4. The Bush team mulled former Missouri Sen. Jack Danforth as a possible running mate back in 2000 . . . "As the top contenders for the job disgorged their flaws, Cheney himself became more and more alluring. Unlike Danforth, he didn't patronize Bush as a novice in need of guidance."

5. Cheney's mild manner mislead some people about his politics . . . "When (Cheney) was in Congress, a Washington Post story described Cheney as a 'moderate.' The congressman asked an aide to correct the paper's error."

6. Without the anthrax attacks, Bush probably would have not invaded Iraq . . . "As horrific as September 11 was, it was a discrete crime, whose perpetrators were quickly identified and pursued. The anthrax letters, by contrast, killed only a few people, but remained unsolved . . . Inside the administration, the October bioterror attacks had a greater impact than is generally appreciated . . . The anthrax attacks in New York and Washington created a sense of vulnerability that was in many respects greater than the mass murder at the World Trade Center and Pentagon. To this day, officials disagree about whether the sender or senders were Islamic terrorists or Americans . . ."

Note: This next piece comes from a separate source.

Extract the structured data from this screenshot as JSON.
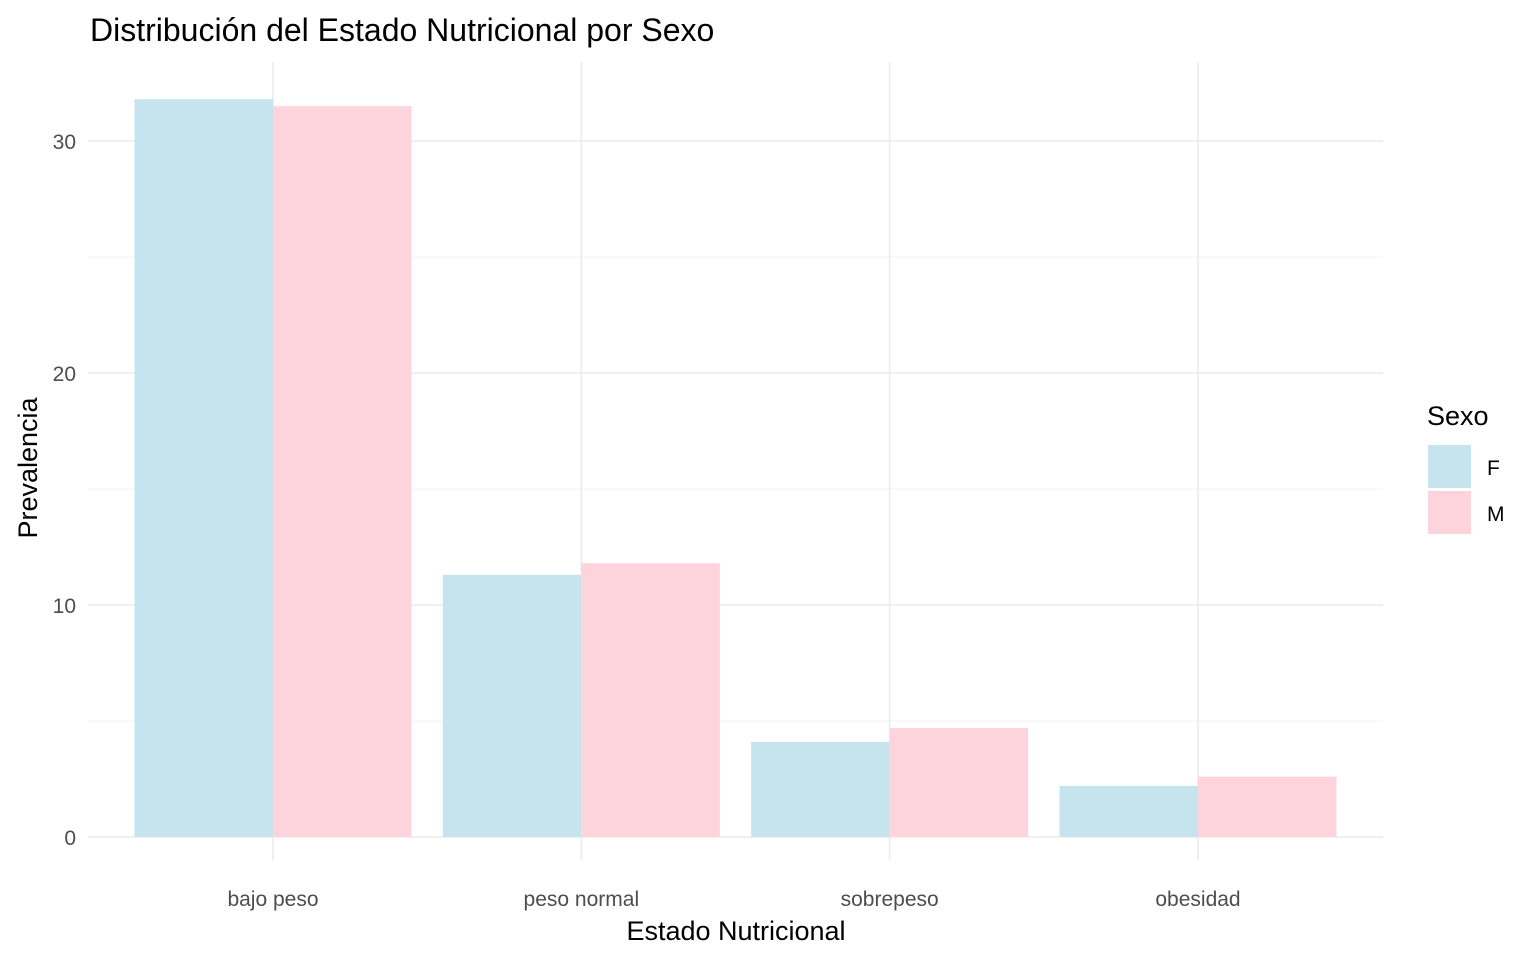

7. Bush overruled Cheney on vaccinating the entire country against smallpox . . . "Bush eventually announced a compromise: mandatory vaccination of 500,000 military personnel . . . Those who believe the vice president operates in bad faith -- that he concocted evidence of Iraqi WMD to justify a war -- should consider his stance on universal smallpox vaccination. Even a safe vaccine would have killed a few hundred Americans . . . Cheney's readiness to sacrifice hundreds of civilian lives may sound like Dr. Strangelove. But if the idea was mad, it was sincerely mad, testifying to how seriously he took the possibility that Saddam had biological weapons . . .The smallpox episode punctures another myth too: that Bush blindly follows Cheney. Bush's sense of autonomy is far too sensitive for him to function as anyone's puppet."

8. Bush's inflexibility and stubbornness is rooted in the old family drama. . . "To accept negative judgments about his decision to invade Iraq or his handling of the occupation would threaten something more vulnerable than troop morale. It would vindicate his father's diplomacy, caution and flexibility over his own hawkish attitude . . . His father gave him a memo that (Brent) Scowcroft had asked him to pass along about Iraq. The president glanced at it before throwing it aside, telling his dad, 'I'm sick and tired of getting papers from Brent Scowcroft telling me what to do, and I never want to see another one again.' With that 43, stalked out of the room and slammed the door behind him."

9. Bush believes his successor will be like Eisenhower . . . "In a background interview with a group of television reporters in September 2007, Bush said that the president who succeeded him would be like Eisenhower, who was critical of many of his predecessor's policies, but continued them once he was in office."

***Feel free to pass along a review of your recent holiday or lakeside reading . . .

1 comment:

Brad Belote said...

David -- I read this one several months back -- I had read an excerpt from Newsweek that fleshed out the different phases of the Bush foreign policy doctrine.

My take away from the book deals with Bush and his family. *He* wasn't supposed to be the president - that was Jeb's role. The Bush complex is derived from needing/wanting the acceptance of his father as a success while also distancing himself from his father's moderate temperament and rational foreign policy handling.

I think the best stuff in the book is the chronicling of the Pierces and Bushes and how they came from much different worlds and the effect those worlds had on W.